Tuesday could be the final stop of Newt Gingrich's wild ride of a presidential campaign. The Republican candidate told NBC News he would reassess his candidacy depending on his finish in Delaware, one of five northeastern states holding presidential primaries Tuesday, and the state where Gingrich has campaigned most heavily. "I think we need to take a deep look at what we are doing," Gingrich told NBC in an interview on Monday.
Those comments came as Republican front-runner Mitt Romney visited New Hampshire, preparing to deliver what the former Massachusetts governor's aides are billing as his first address of the general election campaign against Democratic President Barack Obama. A Gingrich spokesman did not immediately return a request for comment about the candidate's plans.
Despite a string of losses since his upset victory in South Carolina's Republican primary in January, Gingrich had vowed to stay in the race until his party's nominating convention in late August.

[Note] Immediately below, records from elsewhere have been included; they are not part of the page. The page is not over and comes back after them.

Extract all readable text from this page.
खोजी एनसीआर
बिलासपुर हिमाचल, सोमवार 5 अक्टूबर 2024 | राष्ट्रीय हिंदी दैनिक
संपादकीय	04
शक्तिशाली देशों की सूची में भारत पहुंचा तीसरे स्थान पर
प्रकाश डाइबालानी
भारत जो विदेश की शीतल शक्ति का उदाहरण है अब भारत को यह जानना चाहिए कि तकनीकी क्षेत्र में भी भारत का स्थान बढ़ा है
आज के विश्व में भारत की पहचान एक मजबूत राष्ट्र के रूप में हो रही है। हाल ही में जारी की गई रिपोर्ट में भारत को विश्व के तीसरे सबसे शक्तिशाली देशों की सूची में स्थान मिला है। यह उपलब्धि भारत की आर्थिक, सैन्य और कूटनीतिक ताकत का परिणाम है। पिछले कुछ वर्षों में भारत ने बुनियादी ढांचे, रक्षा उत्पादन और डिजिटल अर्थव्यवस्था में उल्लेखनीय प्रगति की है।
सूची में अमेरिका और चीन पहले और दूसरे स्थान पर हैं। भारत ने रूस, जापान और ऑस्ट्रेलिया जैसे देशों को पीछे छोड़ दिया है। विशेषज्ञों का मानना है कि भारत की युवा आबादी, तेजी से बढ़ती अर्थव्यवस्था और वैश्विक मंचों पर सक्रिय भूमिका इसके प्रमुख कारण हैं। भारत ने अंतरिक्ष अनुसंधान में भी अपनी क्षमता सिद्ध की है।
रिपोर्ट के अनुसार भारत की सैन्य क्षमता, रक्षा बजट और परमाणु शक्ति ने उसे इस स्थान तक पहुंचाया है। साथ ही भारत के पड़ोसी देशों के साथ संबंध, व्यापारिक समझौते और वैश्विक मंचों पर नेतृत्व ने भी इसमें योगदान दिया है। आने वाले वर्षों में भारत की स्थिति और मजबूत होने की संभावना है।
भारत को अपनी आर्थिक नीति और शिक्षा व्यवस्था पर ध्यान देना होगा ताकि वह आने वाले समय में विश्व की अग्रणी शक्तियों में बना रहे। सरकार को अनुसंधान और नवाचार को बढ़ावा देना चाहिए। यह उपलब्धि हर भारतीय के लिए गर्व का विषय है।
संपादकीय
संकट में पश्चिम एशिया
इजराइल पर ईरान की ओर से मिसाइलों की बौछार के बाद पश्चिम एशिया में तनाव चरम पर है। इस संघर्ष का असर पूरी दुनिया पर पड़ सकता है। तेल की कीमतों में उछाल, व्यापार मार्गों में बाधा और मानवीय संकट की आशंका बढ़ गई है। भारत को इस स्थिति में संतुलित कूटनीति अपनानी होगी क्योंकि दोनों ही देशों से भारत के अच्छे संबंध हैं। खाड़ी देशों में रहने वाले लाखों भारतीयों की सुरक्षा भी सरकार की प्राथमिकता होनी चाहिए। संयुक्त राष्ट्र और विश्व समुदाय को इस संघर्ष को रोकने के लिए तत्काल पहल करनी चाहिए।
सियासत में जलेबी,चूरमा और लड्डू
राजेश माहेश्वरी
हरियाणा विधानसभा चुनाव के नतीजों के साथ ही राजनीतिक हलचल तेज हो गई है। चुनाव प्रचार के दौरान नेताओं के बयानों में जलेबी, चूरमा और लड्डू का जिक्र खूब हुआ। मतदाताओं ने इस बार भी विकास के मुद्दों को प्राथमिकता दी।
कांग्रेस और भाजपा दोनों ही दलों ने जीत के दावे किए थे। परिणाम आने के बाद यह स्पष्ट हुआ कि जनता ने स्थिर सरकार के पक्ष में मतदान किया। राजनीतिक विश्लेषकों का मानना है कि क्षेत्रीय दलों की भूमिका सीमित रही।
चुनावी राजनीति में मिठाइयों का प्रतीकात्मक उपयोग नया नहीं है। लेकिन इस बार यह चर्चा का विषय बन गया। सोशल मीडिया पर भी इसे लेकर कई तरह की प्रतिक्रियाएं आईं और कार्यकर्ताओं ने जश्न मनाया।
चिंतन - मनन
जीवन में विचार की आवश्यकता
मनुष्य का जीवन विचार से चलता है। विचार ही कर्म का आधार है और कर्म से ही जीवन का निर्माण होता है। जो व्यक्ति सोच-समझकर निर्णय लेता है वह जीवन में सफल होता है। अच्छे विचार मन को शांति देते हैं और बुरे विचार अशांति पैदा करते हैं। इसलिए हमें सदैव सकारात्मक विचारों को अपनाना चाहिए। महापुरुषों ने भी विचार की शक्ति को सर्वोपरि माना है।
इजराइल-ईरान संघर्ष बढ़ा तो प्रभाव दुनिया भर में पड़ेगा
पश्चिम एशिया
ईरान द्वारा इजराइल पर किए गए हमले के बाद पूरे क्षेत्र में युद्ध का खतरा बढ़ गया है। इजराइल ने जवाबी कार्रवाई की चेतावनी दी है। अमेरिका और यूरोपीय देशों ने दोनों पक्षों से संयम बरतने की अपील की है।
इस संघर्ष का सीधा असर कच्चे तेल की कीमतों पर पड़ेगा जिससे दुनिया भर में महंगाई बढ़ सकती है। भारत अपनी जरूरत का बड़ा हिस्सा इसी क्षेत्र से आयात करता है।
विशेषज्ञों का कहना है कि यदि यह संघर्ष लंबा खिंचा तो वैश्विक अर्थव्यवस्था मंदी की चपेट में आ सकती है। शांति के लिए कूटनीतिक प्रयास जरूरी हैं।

His withdrawal would clear the way for Romney to claim the unofficial mantle of the Republican nominee in November's election, putting to rest an often bitter primary campaign.
The only other candidate remaining in the race is a long-shot libertarian, U.S. Representative Ron Paul of Texas.
The Gingrich campaign, in debt after struggling to counter an infusion of millions of dollars in so-called Super PAC money supporting Romney, has scheduled events this week in North Carolina, which holds its presidential primary on May 8. Tuesday's primaries in Connecticut, Delaware, New York, Pennsylvania, and Rhode Island are the first since the departure of former U.S. Senator Rick Santorum, who was running second to Romney in the state-by-state nomination battle.
A weak showing for Gingrich, a former speaker of the U.S. House of Representatives, would be another blow to the candidate who fell behind Santorum as both vied to be the conservative alternative to Romney.
OUT OF LIMELIGHT, INTO DEBT
Gingrich, who rose to be the most powerful Republican in the United States during his leadership of the House in the 1990s, has finished first in two of the 31 states that have voted in the 2012 presidential contests. The onetime front-runner has been largely out of media glare in recent weeks. His biggest headline came after an encounter with a biting penguin at the St. Louis Zoo left Gingrich with a bandaged finger.
More than any other presidential candidate, Gingrich has felt the impact of independent "Super PACs," the political action committees that have no limits on how much money they can raise or spend in support of candidates.
Throughout the primary season, Gingrich has depended on the largesse of a PAC called Winning Our Future, which has received at least $21.5 million in donations from billionaire casino mogul Sheldon Adelson and his family. At the same time, a pro-Romney PAC, Restore Our Future, spent $19 million on ads attacking Gingrich.
In December, the former speaker led in the polls in Iowa, the first state to hold a nominating contest. But after a barrage of ads from Restore Our Future that cast Gingrich as a Washington insider with questionable ethics, he plummeted to a fourth-place finish in the Iowa caucuses on January 3. Gingrich's campaign regrouped and captured South Carolina on January 21, but then was hit again by the pro-Romney group's attack ads before the next major primary, in Florida. The former speaker's campaign has not recovered from that assault, and has been unable to keep raising enough money to cover its expenses. Last week's campaign finance filings with the Federal Election Commission showed $4.3 million in debt.